We recently chatted with long-time user (and big-time fan) of LastPass, Leona Fish, from Oklahoma. We loved the story she submitted for our recent #LoveLastPass Giveaway, and wanted to share her insight with new and long-time users alike. In our conversation we explore how she uses secure notes to help her parents, and even how she prepared her own digital will:
Tell us a little bit about how long you’ve used LastPass and where you first heard about us.
“I’ve used somewhere in the neighborhood of ten different types of passwords managers. Currently I’m a registered nurse. But many years back, I helped the hospital IT department build out their electronic medical records and I started having to remember many different system passwords. I went right to the Internet to search for a password manager that would help me remember all of these passwords.
Even back then I was using multiple devices. Of all the password managers I tried, I always went back to LastPass because of the portability across platforms. I could use LastPass on my desktop at work, or my iPod Touch at the time (now my iPhone). I could even log in from home – and this was before the Firefox and Chrome plugins. Once I had LastPass, I never had a problem remembering my passwords, and I was never concerned about the security.”
Besides work passwords, do you save personal information in LastPass?
“Yes, I keep all of my household and family passwords in LastPass. And in secure notes, I have my drivers license, credit card numbers, both of my parents’ drivers licenses, bank accounts. Whatever I might need to refer back to, I put it in a secure note. I’m always surprised how many times that I need my drivers license. While I usually have it with me, it’s usually in my car, not on my person.

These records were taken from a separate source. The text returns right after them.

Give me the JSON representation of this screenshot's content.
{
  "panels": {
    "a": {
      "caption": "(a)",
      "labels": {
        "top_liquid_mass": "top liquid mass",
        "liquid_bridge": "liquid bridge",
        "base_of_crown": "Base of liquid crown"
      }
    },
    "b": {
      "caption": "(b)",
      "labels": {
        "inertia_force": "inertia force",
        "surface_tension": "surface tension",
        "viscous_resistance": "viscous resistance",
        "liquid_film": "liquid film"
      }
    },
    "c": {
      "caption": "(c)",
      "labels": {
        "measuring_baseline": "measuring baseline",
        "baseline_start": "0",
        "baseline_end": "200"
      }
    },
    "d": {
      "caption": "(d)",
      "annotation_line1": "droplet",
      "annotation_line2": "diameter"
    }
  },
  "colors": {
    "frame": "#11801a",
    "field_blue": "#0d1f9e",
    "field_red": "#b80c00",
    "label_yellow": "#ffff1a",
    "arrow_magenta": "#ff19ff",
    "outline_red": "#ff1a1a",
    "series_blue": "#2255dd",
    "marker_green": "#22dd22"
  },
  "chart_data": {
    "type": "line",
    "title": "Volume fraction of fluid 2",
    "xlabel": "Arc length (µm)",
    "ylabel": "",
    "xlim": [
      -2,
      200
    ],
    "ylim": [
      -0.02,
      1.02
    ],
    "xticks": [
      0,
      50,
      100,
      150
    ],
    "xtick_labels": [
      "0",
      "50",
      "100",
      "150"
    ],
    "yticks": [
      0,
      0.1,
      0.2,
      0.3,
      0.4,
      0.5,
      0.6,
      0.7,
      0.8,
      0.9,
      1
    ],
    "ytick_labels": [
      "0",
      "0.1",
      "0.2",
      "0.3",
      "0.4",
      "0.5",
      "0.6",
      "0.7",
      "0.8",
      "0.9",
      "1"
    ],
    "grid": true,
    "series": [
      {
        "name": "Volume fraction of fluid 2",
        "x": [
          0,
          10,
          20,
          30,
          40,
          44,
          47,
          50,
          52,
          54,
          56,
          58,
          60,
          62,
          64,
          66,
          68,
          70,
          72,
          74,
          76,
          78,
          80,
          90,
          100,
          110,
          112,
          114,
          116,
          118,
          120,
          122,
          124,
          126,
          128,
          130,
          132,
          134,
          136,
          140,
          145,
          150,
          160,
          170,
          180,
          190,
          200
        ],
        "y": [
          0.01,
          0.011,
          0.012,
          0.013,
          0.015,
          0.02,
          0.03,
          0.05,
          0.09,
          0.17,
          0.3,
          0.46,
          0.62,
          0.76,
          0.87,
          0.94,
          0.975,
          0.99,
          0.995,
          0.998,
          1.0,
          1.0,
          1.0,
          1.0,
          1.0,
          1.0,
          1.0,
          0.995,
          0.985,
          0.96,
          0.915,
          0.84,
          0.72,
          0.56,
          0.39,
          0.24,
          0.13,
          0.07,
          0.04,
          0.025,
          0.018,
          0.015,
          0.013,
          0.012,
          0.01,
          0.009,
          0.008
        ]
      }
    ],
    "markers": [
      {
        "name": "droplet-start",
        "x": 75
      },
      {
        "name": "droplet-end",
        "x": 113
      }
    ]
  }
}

Same thing with my credit cards – I don’t always carry my cards with me.
With my licenses and bank accounts, I rarely put that information anywhere else, and when it’s in LastPass, I don’t have to worry about it. It even helps with my family. When I’m at my mom’s house and she is trying to figure out her password, I look in my vault to see if I have it and I usually do.”
Sounds like just about everything is in LastPass. Is there anything that’s not in there?
“No. In fact, I created a folder of my passwords called ‘upon our death.’ I have one child that has access to this folder and I’ve told them, if we die, you need to log in to LastPass and in that folder, you’ll find information about our life insurance, 401(k)s and everything you’ll need. We’ve known a couple of people recently that have had difficulty getting access to parental information. It’s nearly impossible.”
Your enthusiasm for LastPass is quite contagious! Have you recommended LastPass to anyone recently?
“I’m a big proponent of LastPass because it’s such a great application. When there is an application that makes your life easier and I don’t have to worry about the security of it, it’s hard not to be. There’s not a week that goes by that I don’t mention LastPass to a friend or a family member. My parents are in their 80s and when my dad was still alive, he had a sheet of paper on his computer with all his passwords. I told him, ‘Dad. Stop. If you can use a computer, you can use LastPass.’
It’s taken me awhile to convince my husband – I’m probably 10 years ahead of him. We would go on vacation and without fail, he would have to log in to something and his password would be at home or at work on a piece of paper. ‘You have to use LastPass,’ I would tell him. “
Have you had any ‘save the day’ moments with LastPass?
“I can’t tell you a specific moment, but I often think, ‘I’m so glad I have this!’ Actually, just this week, I was getting ready to start an online meeting at work and my password was not working. It wasn’t what I thought it was when I typed it in. So I pulled up my online meeting account quickly on my phone, saw the password, and logged right in. I was able to start the meeting right away.”